Detrás de los muros de la prisión, un pacto silencioso cambió sus vidas para siempre
Anteriormente: En el patio de la prisión, un violento enfrentamiento entre Clara y Elena parecía el final de su tregua. Sin embargo, una mano tendida reveló un secreto que cambiaría sus destinos.
La verdad que nos hace libres
El crujido de unos pasos en el pasillo heló la sangre de Elena. Justo cuando sus dedos palparon un cuaderno de contabilidad oculto tras una rejilla de ventilación, la puerta de la oficina se abrió de gople. No era Clara para avisar, sino la propia Marta, acompañada por dos guardias leales que apuntaban con sus defensas reglamentarias. Detrás de ellos, Clara yacía en el suelo, retenida y con marcas de forcejeo en los brazos.
Marta sonrió con una frialdad que helaba los huesos, saboreando lo que creía que era su victoria definitiva. Sin embargo, la jefa de guardias no contaba con la astucia de Elena, quien había planeado cada detalle de su incursión. Elena no solo había encontrado los libros de contabilidad falsificados; también llevaba consigo un pequeño dispositivo de grabación de audio analógico que había pertenecido a las actividades del taller de radio de la prisión, el cual había permanecido encendido transmitiendo en directo a la frecuencia de la dirección general.

«Puedes silenciarnos a nosotras, Marta, pero toda la junta del penal ha estado escuchando tu confesión y tus amenazas durante los últimos diez minutos», declaró Elena con una calma imperturbable.

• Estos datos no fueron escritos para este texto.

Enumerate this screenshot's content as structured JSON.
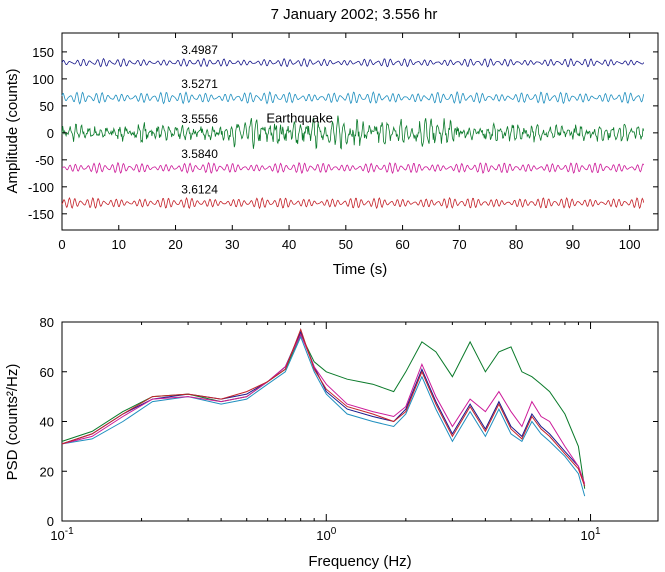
{
  "figure_title": "7 January 2002; 3.556 hr",
  "chart_data": [
    {
      "type": "line",
      "title": "7 January 2002; 3.556 hr",
      "xlabel": "Time (s)",
      "ylabel": "Amplitude (counts)",
      "xlim": [
        0,
        105
      ],
      "ylim": [
        -180,
        185
      ],
      "xticks": [
        0,
        10,
        20,
        30,
        40,
        50,
        60,
        70,
        80,
        90,
        100
      ],
      "yticks": [
        150,
        100,
        50,
        0,
        -50,
        -100,
        -150
      ],
      "grid": false,
      "annotations": [
        {
          "text": "Earthquake",
          "x": 36,
          "y": 19
        }
      ],
      "series": [
        {
          "name": "3.4987",
          "color": "#1a1a8c",
          "offset": 130,
          "amplitude": 7,
          "label_x": 21,
          "label_y": 146
        },
        {
          "name": "3.5271",
          "color": "#1f8fbf",
          "offset": 65,
          "amplitude": 10,
          "label_x": 21,
          "label_y": 83
        },
        {
          "name": "3.5556",
          "color": "#0a7a2a",
          "offset": 0,
          "amplitude": 13,
          "label_x": 21,
          "label_y": 18
        },
        {
          "name": "3.5840",
          "color": "#cc1a99",
          "offset": -65,
          "amplitude": 9,
          "label_x": 21,
          "label_y": -47
        },
        {
          "name": "3.6124",
          "color": "#c4232a",
          "offset": -130,
          "amplitude": 9,
          "label_x": 21,
          "label_y": -112
        }
      ]
    },
    {
      "type": "line",
      "xlabel": "Frequency (Hz)",
      "ylabel": "PSD (counts²/Hz)",
      "xscale": "log",
      "xlim": [
        0.1,
        18
      ],
      "ylim": [
        0,
        80
      ],
      "xtick_labels": [
        "10⁻¹",
        "10⁰",
        "10¹"
      ],
      "yticks": [
        0,
        20,
        40,
        60,
        80
      ],
      "grid": false,
      "x": [
        0.1,
        0.13,
        0.17,
        0.22,
        0.3,
        0.4,
        0.5,
        0.6,
        0.7,
        0.8,
        0.9,
        1.0,
        1.2,
        1.5,
        1.8,
        2.0,
        2.3,
        2.6,
        3.0,
        3.5,
        4.0,
        4.5,
        5.0,
        5.5,
        6.0,
        6.5,
        7.0,
        8.0,
        9.0,
        9.5
      ],
      "series": [
        {
          "color": "#1a1a8c",
          "values": [
            31,
            35,
            43,
            49,
            51,
            49,
            51,
            56,
            62,
            76,
            62,
            52,
            45,
            42,
            40,
            45,
            61,
            48,
            35,
            47,
            37,
            48,
            38,
            34,
            43,
            38,
            35,
            28,
            22,
            14
          ]
        },
        {
          "color": "#1f8fbf",
          "values": [
            31,
            33,
            40,
            48,
            50,
            47,
            49,
            55,
            60,
            74,
            60,
            51,
            43,
            40,
            38,
            43,
            58,
            45,
            32,
            44,
            34,
            45,
            35,
            32,
            40,
            35,
            32,
            26,
            19,
            10
          ]
        },
        {
          "color": "#0a7a2a",
          "values": [
            32,
            36,
            44,
            50,
            51,
            48,
            50,
            56,
            61,
            75,
            64,
            60,
            57,
            55,
            52,
            60,
            72,
            68,
            58,
            72,
            60,
            68,
            70,
            60,
            58,
            55,
            52,
            43,
            30,
            13
          ]
        },
        {
          "color": "#cc1a99",
          "values": [
            31,
            34,
            42,
            49,
            50,
            48,
            50,
            56,
            62,
            75,
            62,
            55,
            47,
            44,
            42,
            46,
            63,
            50,
            38,
            49,
            44,
            52,
            44,
            38,
            48,
            42,
            40,
            30,
            22,
            15
          ]
        },
        {
          "color": "#c4232a",
          "values": [
            31,
            35,
            43,
            50,
            51,
            49,
            52,
            56,
            61,
            77,
            61,
            53,
            46,
            43,
            40,
            44,
            60,
            47,
            34,
            46,
            36,
            47,
            37,
            33,
            42,
            37,
            34,
            27,
            21,
            14
          ]
        }
      ]
    }
  ]
}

El rostro de Marta se descompuso por completo. Pocos segundos después, el sonido de las sirenas exteriores y la llegada del subdirector general de prisiones con un contingente de la policía judicial confirmaron que el juego de la corrupta funcionaria había terminado. Marta y sus cómplices fueron detenidos en el acto, despojados de sus placas ante la mirada atónita del resto del personal.
Semanas después, Clara recibió la noticia de que los cargos de su hermana habían sido revisados y anulados gracias a la intervención de los abogados de oficio que Elena había conseguido para ella. Aunque todavía debían cumplir el resto de sus condenas, el ambiente en la prisión había cambiado por completo. La mano tendida en el polvo del patio no solo había evitado una tragedia inmediata, sino que había cimentado una amistad indestructible nacida en el lugar más hostil de la tierra.
Al final, incluso en los rincones más oscuros y despiadados, la empatía y la lealtad compartida tienen el poder de derribar los muros más altos y devolvernos la libertad que nadie nos puede arrebatrar.